Alternatively, it's possible that the last 540 MB drive died, and none of their existing drives could read it. I know at one hospital where I was doing some research on MRI scans, I needed to retrieve some historical scans which were on 540 MB MO discs. We couldn't read them on anything in the hospital, even though are modern drives were supposedly compatible (or the OS was incompatible, e.g. the discs were formatted in ext, but the drive was connected to a windows box). In the end, I used some research funds to buy a refurb drive off ebay, and connected that to a linux box which could copy the data onto a more practical format. I could get away with doing that myself in a research context - if a hospital had to get an IT consultant in to source the drive and do the format conversion, then the bill could have been substantial.
The UK has a history of letting information collected at great expense go stale---only to later spend yet even more money to receover the "archived" information later.
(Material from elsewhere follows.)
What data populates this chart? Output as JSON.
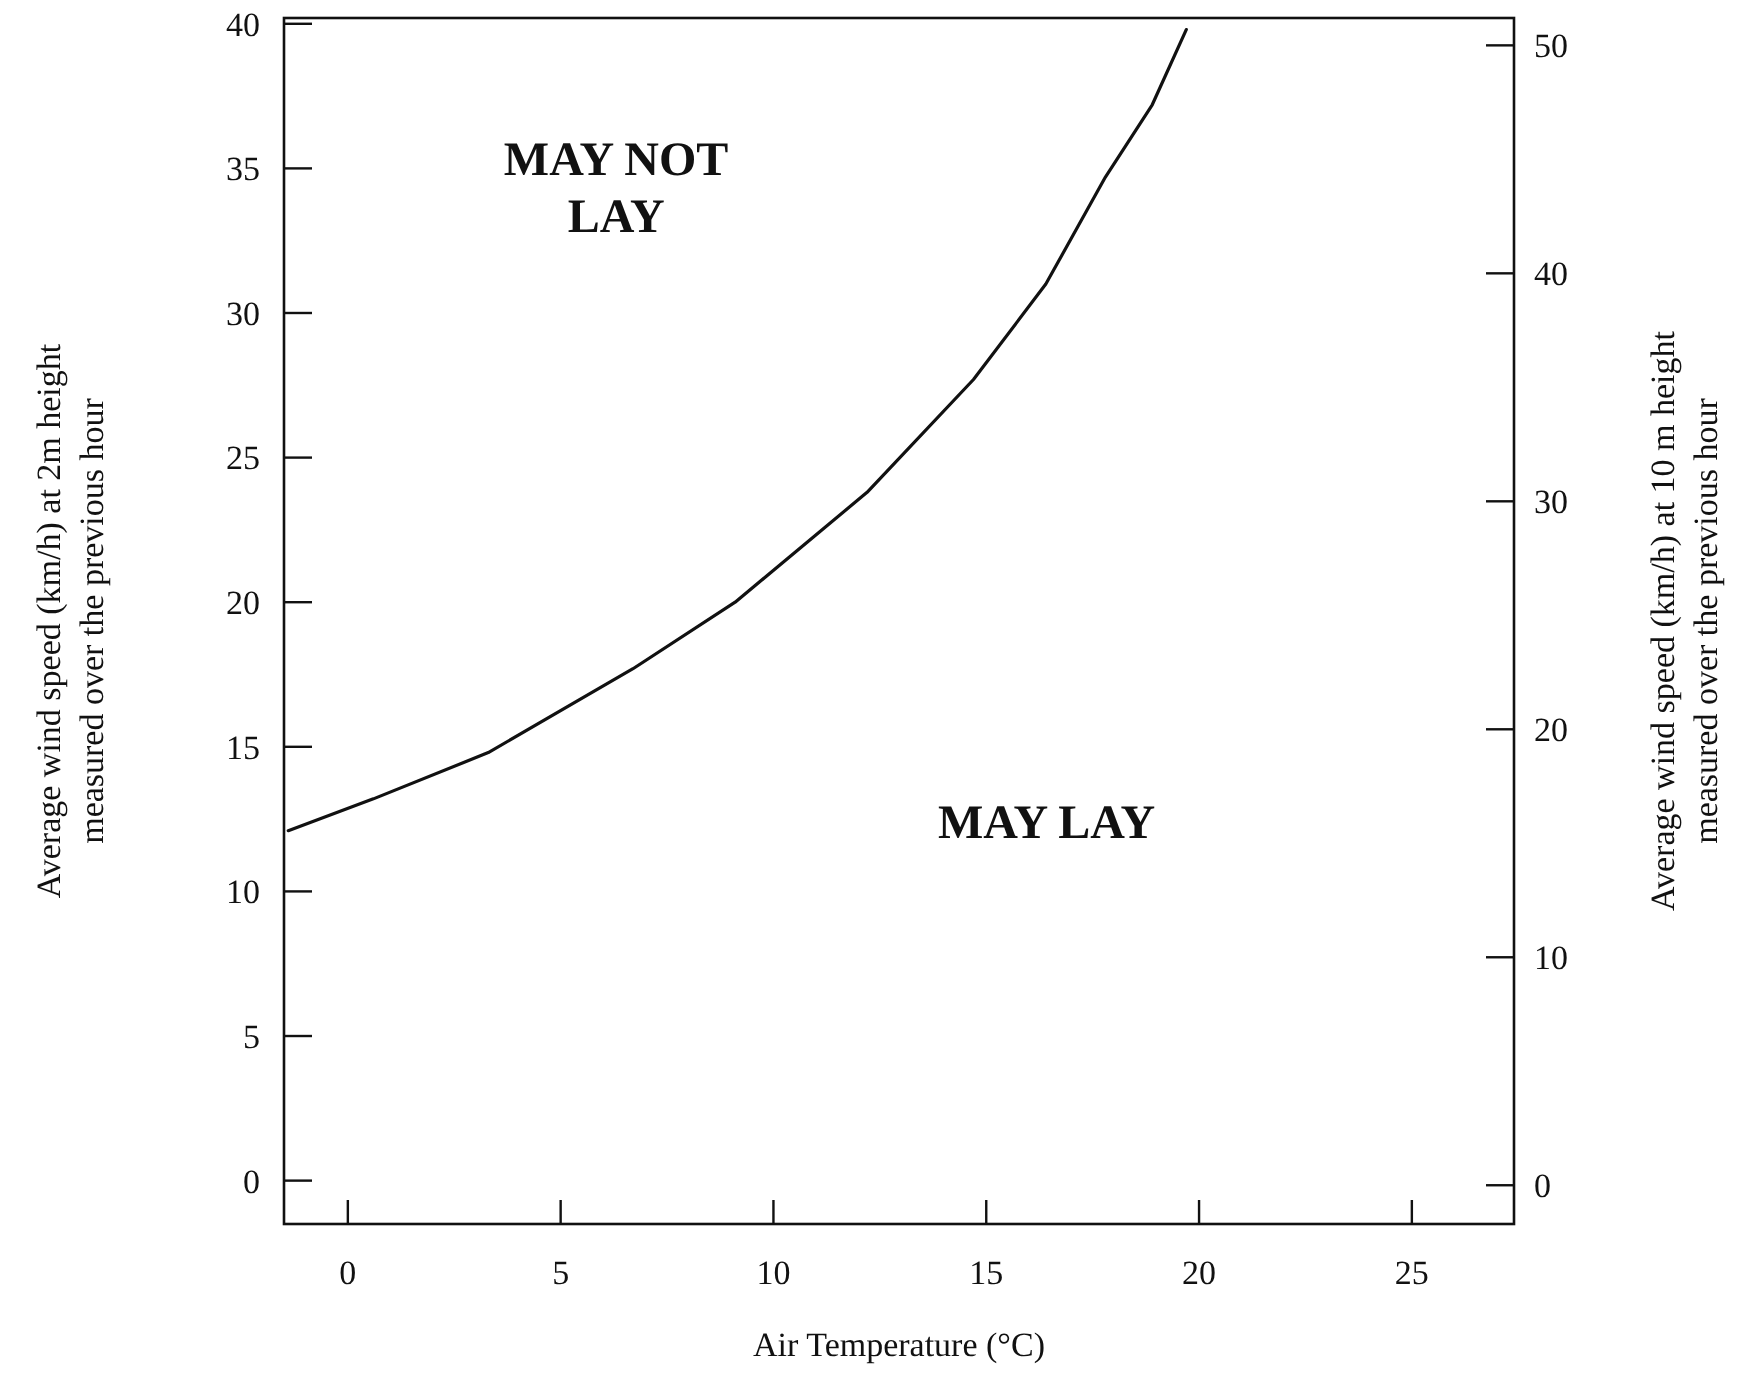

One of my favorite examples of this is the Domesday book and it's 900th anniversary commemoration. http://www.independent.co.uk/voices/commentators/philip-hensher/philip-hensher-domesday-lessons-for-the-egeneration-2283897.html
Last year I got half a dozen nine inch reels from the 1970s transcribed with zero data loss and less than a week turnaround including interstate delivery. I had a few more done the year before and the year before that - same deal, and here you are giving excuses about 1990s or later technology.
The really big problem that every software industry that does not have a clue keeps hitting is the lack of published standards. It's published standards for data formats that mean once I have 1960s or 1970s data on readable media I can directly import it into software released this year. That's in the oil industry, so desktop office software really has no excuse about hiding their formats to be competitive since other industries do not need to hide behind the fiction that hiding their methods is required to remain competitive.
Let me preface this by saying I'm a medical practitioner, and I read the story He has a written report of he cardiac ultrasound, and he has a written report of it. The data he wants are the 'still images' of his ultrasound. An ultrasound is a live, dynamic test that looks at the heart as it moves, its not like an xray or CT where a single image gives you the data you want. While single images are often recorded (mostly medico-legially I believe), at the end of the day, he wants to compare some still images from his cardiac ultrasound taken 10 years ago to the images taken recently. Not worth doing, exceeding rare that 'any' useful comparison could be made. I agree there is no need to store TB's of data for ultrasounds, though the fact that they still have it is interesting in itself!
It's not the patient's fault the information is stored on an inaccessible system, so why should he pay for the problem created by the IT department. I would sue the company for not storing the information properly..
He knew better; just keep the records on post cards in sleeve jackets.
The other 'funny' thing about Doc Martin to this USian: no patient ever breaks down in tears, wailing "I can't afford this!!" Sigh.
They are still using XP up here....although Win 7 can still access it. There's is probably on some old mini. Don't forget that medical records (in the US) are supposed to be inaccessible to the outside world which would mean encryption if properly done. Actually, they finished up one system about a year ago and it too was XP. Hopefully Win 8 can still access NTSF, but it looks like about time to drop the dual boot and just stick with LINUX. OTOH I'd prefer they didn't update quite so often.
his copy will cost him £2,000 because the records are stored on an obsolete system that the current IT systems cannot access.
Paper copies? At £0.10/page that would only be 20,000 pages.